The whole idea of regulation is so divorced from reality that it is difficult to explain why it is being proposed. Put to one side the government’s duplicity in not admitting that regulation is largely unnecessary; perhaps the legislation is a cynical attempt to appease Senator Brian Harradine, the Lyons Group and other conservative elements in the Liberal party, put forward in the knowledge that it is unworkable and will inevitably fail.

Alternatively, could it be that Australian politicians are profoundly unaware of digital culture and the way it is reshaping our world?
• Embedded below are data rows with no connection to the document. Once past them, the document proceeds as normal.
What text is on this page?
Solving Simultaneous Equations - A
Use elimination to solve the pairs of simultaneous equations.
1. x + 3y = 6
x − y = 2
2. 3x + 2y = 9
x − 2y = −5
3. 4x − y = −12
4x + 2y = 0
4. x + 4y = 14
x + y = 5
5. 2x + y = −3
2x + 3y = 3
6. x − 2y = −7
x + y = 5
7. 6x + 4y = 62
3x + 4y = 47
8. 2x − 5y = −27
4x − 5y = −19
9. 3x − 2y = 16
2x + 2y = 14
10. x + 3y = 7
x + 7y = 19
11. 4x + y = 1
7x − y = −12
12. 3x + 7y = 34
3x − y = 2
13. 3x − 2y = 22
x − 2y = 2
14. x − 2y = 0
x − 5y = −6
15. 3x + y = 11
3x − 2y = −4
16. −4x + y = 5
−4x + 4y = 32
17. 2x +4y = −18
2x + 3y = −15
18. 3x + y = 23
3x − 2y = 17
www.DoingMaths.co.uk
That this lack of understanding is not restricted to federal politicians becomes depressingly obvious when you observe in NSW the Carr government’s tubthumping about internet pornography while they shovel computers into state schools and hook them up to the net without making any real provision for teacher training.

Ultimately, it is not this whacky censorship sideshow that is truly dispiriting. It is that at a time when we need to formulate an imaginative and courageous response to the radical social and economic transformation about to be wrought by the internet, our politicians are jockeying for position like amateurs at a provincial racetrack. Which horse do you bet on when the only starters are confusion, dishonesty, cynicism, stupidity and ignorance?